Decarbonisation in shipping is currently evolving along two main paths: the technological (new fuels and designs) and the operational (voyage execution). While both are essential, they often miss a critical third layer where the actual environmental fate of a vessel is decided: the commercial decision-making layer.
In the era of CII ratings and EU ETS, we are seeing a growing gap between how a voyage is executed and how a year is planned. This gap creates what I call the ‘geographical trap’ – a situation where even the most fuel-efficient vessel cannot escape a poor rating due to the structural constraints of its employment.
The fairway concept
In navigation, a fairway defines the safe water for a vessel. In the commercial world, every chartering decision – selecting a cargo, a route, or a delivery window – creates a commercial fairway.
Once a vessel is committed to a specific cargo or region, the boundaries of its environmental performance are largely fixed. You can optimise speed and fuel consumption during the voyage (the ‘steering’), but if the course itself leads into a high-emission zone or a low-efficiency trade pattern, flawless execution will not save the annual rating.
The geographical trap
Our data modelling reveals a stark reality: environmental performance is not just about how you sail, but where you are sent.
We often see cases where one vessel achieves, for example, a C rating on a specific trade route, while an identical sister ship cannot rise above an E simply because it is operating in a different decision space. If the available cargo pool in a region forces long ballast legs or frequent port delays, the vessel is effectively in a geographical trap. Within this trap, traditional operational optimisation reaches its limit. The problem isn’t in the engine room or on the bridge; it is in the original selection of the voyage chain.
The disconnect of horizons
The root of the problem lies in the mismatch of time horizons. Commercial teams typically operate on a voyage-by-voyage basis. However, decarbonisation metrics like CII are accumulated annually. This creates a computational challenge: the sheer number of variables – cargo combinations, port congestion, and bunker prices – exceeds the capacity of traditional spreadsheet planning.
When decisions are made in isolation, without visibility of the annual trajectory, the vessel’s rating becomes a byproduct of chance rather than a result of strategy. By the time the mid-year report arrives, it is often too late to correct the course. The fairway has already led the vessel into a dead end.
From isolated steps to continuous planning
To break out of these traps, the industry needs to move beyond discrete voyage optimisation toward continuous situational modelling.
Decarbonisation is not an additional constraint; it is a new dimension of commercial quality. Managing it requires the ability to rapidly explore the entire decision space – evaluating not just the next immediate trip, but the sequence of moves that follow.
This is where advanced decision support systems become essential, as they can minimise total time and distance across an entire voyage chain in ways human intuition cannot.

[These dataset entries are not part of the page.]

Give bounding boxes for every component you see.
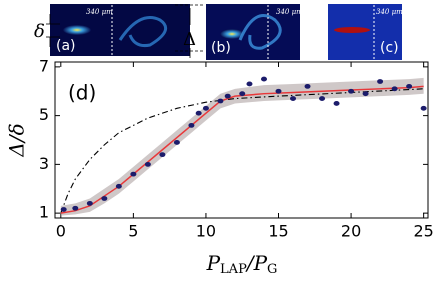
data-point <box>195 110 202 116</box>
data-point <box>202 105 209 111</box>
data-point <box>348 88 355 94</box>
x-tick-label: 10 <box>196 222 216 241</box>
y-tick-label: 7 <box>39 56 49 75</box>
x-axis-label: PLAP/PG <box>206 251 278 277</box>
data-point <box>115 183 122 189</box>
data-point <box>239 91 246 97</box>
inset-label: (b) <box>211 40 231 56</box>
panel-label: (d) <box>68 81 96 105</box>
data-point <box>188 122 195 128</box>
inset-a <box>50 4 190 56</box>
x-tick-label: 5 <box>128 222 138 241</box>
data-point <box>304 83 311 89</box>
inset-b <box>206 4 300 60</box>
fit-line <box>60 85 424 214</box>
x-tick-label: 0 <box>56 222 66 241</box>
x-label-part: G <box>267 262 277 277</box>
delta-symbol: δ <box>34 21 45 42</box>
inset-scale: 340 μm <box>276 8 303 16</box>
x-label-part: P <box>206 251 221 275</box>
y-tick-label: 5 <box>39 105 49 124</box>
inset-markers <box>46 4 205 58</box>
x-label-part: /P <box>245 251 268 275</box>
data-point <box>377 79 384 84</box>
data-point <box>173 140 180 145</box>
x-label-part: LAP <box>220 262 247 277</box>
model-line <box>60 88 424 214</box>
data-point <box>86 200 93 206</box>
data-point <box>290 96 297 101</box>
Delta-symbol: Δ <box>183 29 196 50</box>
plot-frame <box>54 61 429 219</box>
data-point <box>159 152 166 158</box>
inset-label: (c) <box>380 40 399 56</box>
x-tick-label: 25 <box>413 222 433 241</box>
data-point <box>72 205 79 211</box>
data-point <box>391 86 398 92</box>
x-tick-label: 20 <box>341 222 361 241</box>
plot <box>55 62 428 218</box>
y-tick-label: 1 <box>39 203 49 222</box>
data-point <box>333 101 340 106</box>
inset-label: (a) <box>56 38 76 54</box>
data-point <box>260 76 267 82</box>
inset-scale: 340 μm <box>376 8 403 16</box>
data-point <box>217 98 224 104</box>
data-point <box>144 161 151 167</box>
data-point <box>319 96 326 101</box>
x-tick-label: 15 <box>268 222 288 241</box>
data-point <box>130 171 137 177</box>
data-point <box>275 88 282 94</box>
data-point <box>60 207 67 212</box>
y-tick-label: 3 <box>39 154 49 173</box>
inset-scale: 340 μm <box>86 8 113 16</box>
data-point <box>420 105 427 111</box>
data-point <box>362 91 369 97</box>
data-point <box>101 196 108 201</box>
data-point <box>406 83 413 89</box>
data-point <box>224 93 231 99</box>
data-point <box>246 81 253 87</box>
inset-c <box>328 4 402 60</box>
y-axis-label: Δ/δ <box>5 123 29 157</box>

Even with partial market visibility, it is possible to model exit points from low-efficiency regions and identify chains of cargoes that align with the required annual CO2 trajectory.
Conclusion
The boundary of competitive advantage in shipping has shifted. It no longer lies solely in how well a vessel is operated, but in the mathematical rigour applied to where it is positioned.
Flawless steering is vital, but it cannot compensate for a wrong course. The future belongs to those who use advanced digital modelling to see the fairway before they enter it, ensuring that every commercial commitment serves the long-term environmental and financial health of the fleet.